Todo comienza con una respuesta que precede a una explicación. Soy manchego. Las justificaciones son variadas. La mía suele diferenciar entre Castilla y La Mancha, sembrar la duda en mi interlocutor. Es una primera toma de contacto con un mundo que se abre ante sus ojos; dos regiones distintas es esa misma Comunidad Autónoma. Dos regiones que aglutinan tanto que no abarcan para una conversación introductoria. La justificación se produce si existe una interpelación por la otra parte. No se puede resumir la diversidad de La Mancha, ni de sus comarcas colindantes como la Alcarria o la Serranía de Cuenca. Para llegar a esta concreción y ponerla en valor, primeramente, se debe partir de una basta separación.
En este debate, el hilo discursivo pasará por varios temas recurrentes en tantas regiones, hasta llegar, inevitablemente a la despoblación. Aquí se debe hacer hincapié en un aspecto primordial; la despoblación es un denominador común, pero no un factor identitario. Hay otros tantos, casi todos negativos y de los que no nos saltamos ninguno en La Mancha. Desempleo, falta de oportunidades, escasez de infraestructuras, ausencia de representación en un debate nacional, desconocimiento fuera de nuestras fronteras y un largo etcétera.
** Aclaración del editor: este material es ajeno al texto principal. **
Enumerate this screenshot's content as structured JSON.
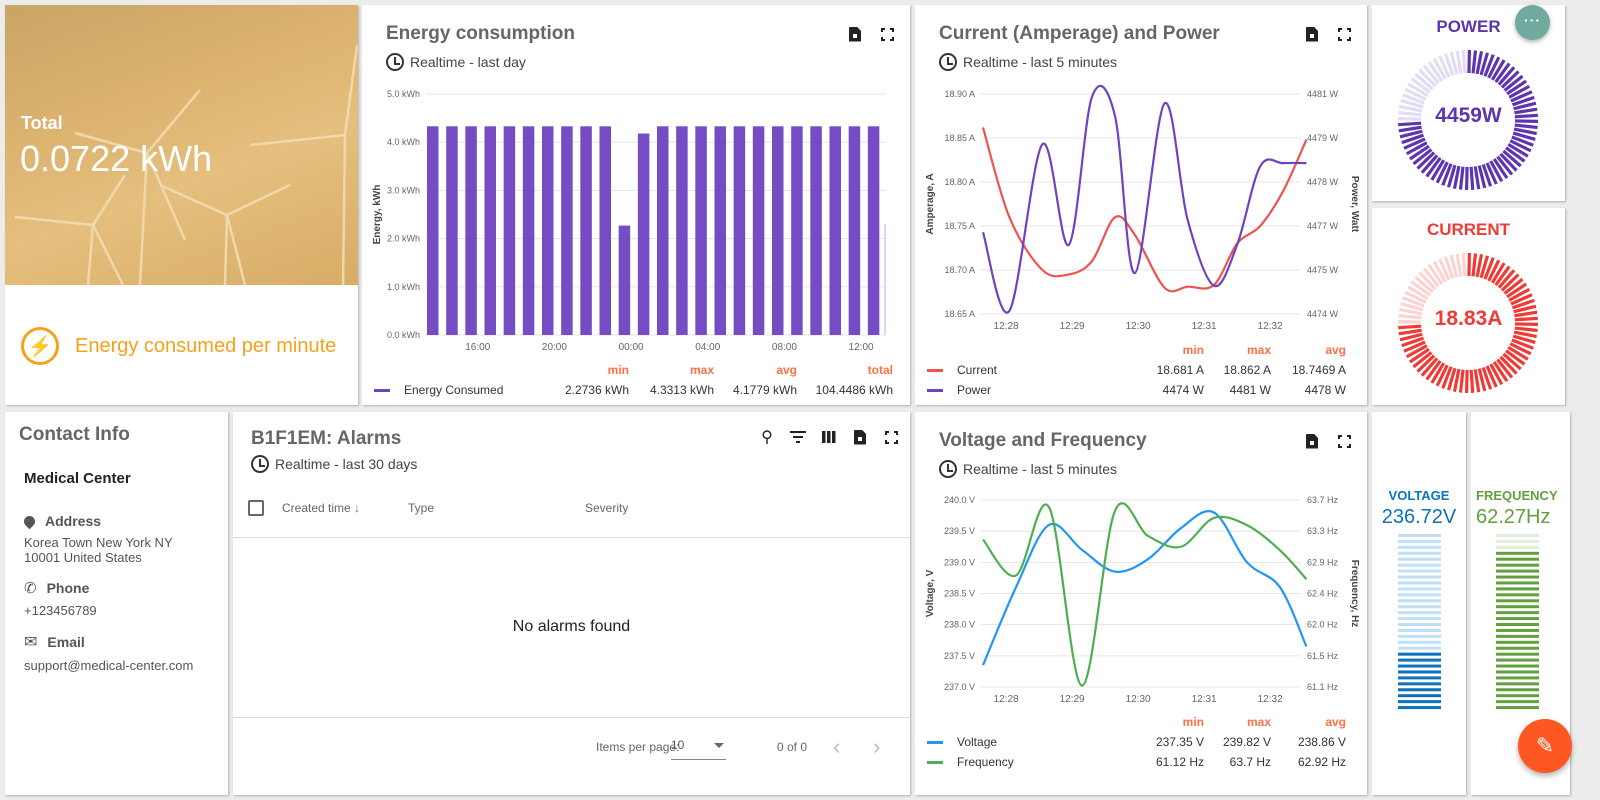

Pero, como ya he comentado, no me ocupa hoy hacer una crítica de los factores recesivos de mi tierra, eso se ocupará cuando la contraparte sepa quienes somos. La intención de hoy es hacer una pequeña aproximación a La Mancha.
Este primer acercamiento, no puede empezar de otra forma que no sea por sus atardeceres. No hay paleta de color capaz de pintar sus morados y naranjas, no hay tampoco palabras para expresarlos. Sus tormentas veraniegas que son furia y destrucción. Cólera de una tierra hostil y solitaria. El agua retenida por el cielo cae a una sobre sus campos. Un pedrizo que ametralla sus uvas cuajadas año tras año y va a parar al mar subterráneo que sostiene su sequía. Porque La Mancha guarda un océano sin mostrarlo, sin darse importancia, como es Ella, como son sus gentes.
Gente que ahora, orgullosos de su tierra, de sus padres y sus abuelos que la labraron, la ponen en valor, en el valor que se merece. Un creciente orgullo manchego, una llama aún pequeña, pero ya inextinguible. Orgullosos de decir, fuera de nuestras lindes, que somos manchegos. Un orgullo de nuestro queso y de nuestro vino, pero no somos solo eso. No sólo molinos, no sólo El Quijote, tampoco únicamente una llanura sempiterna. Que somos ingenio y cultura. Que somos sostenibilidad y generosidad y talento y vamos a construir un futuro en nuestra tierra, aunque tengamos que emigrar y volver. Las oportunidades futuras están en nuestras manos y no hay otras manos que las puedan entender mejor. Porque el carácter del manchego es inabarcable y son muy variadas sus gentes. Porque comparten el entrecejo cincelado por el sol y por la niebla, que se empadrona en invierno en sus calles y sus campos, que hace que estén atentas a lo que tienen justo delante, a lo que está por venir. Un campo que torna de verde a oro y de oro a verde año tras año y que tiene la capacidad de romperte el alma al verlo atardecer a principios de mayo.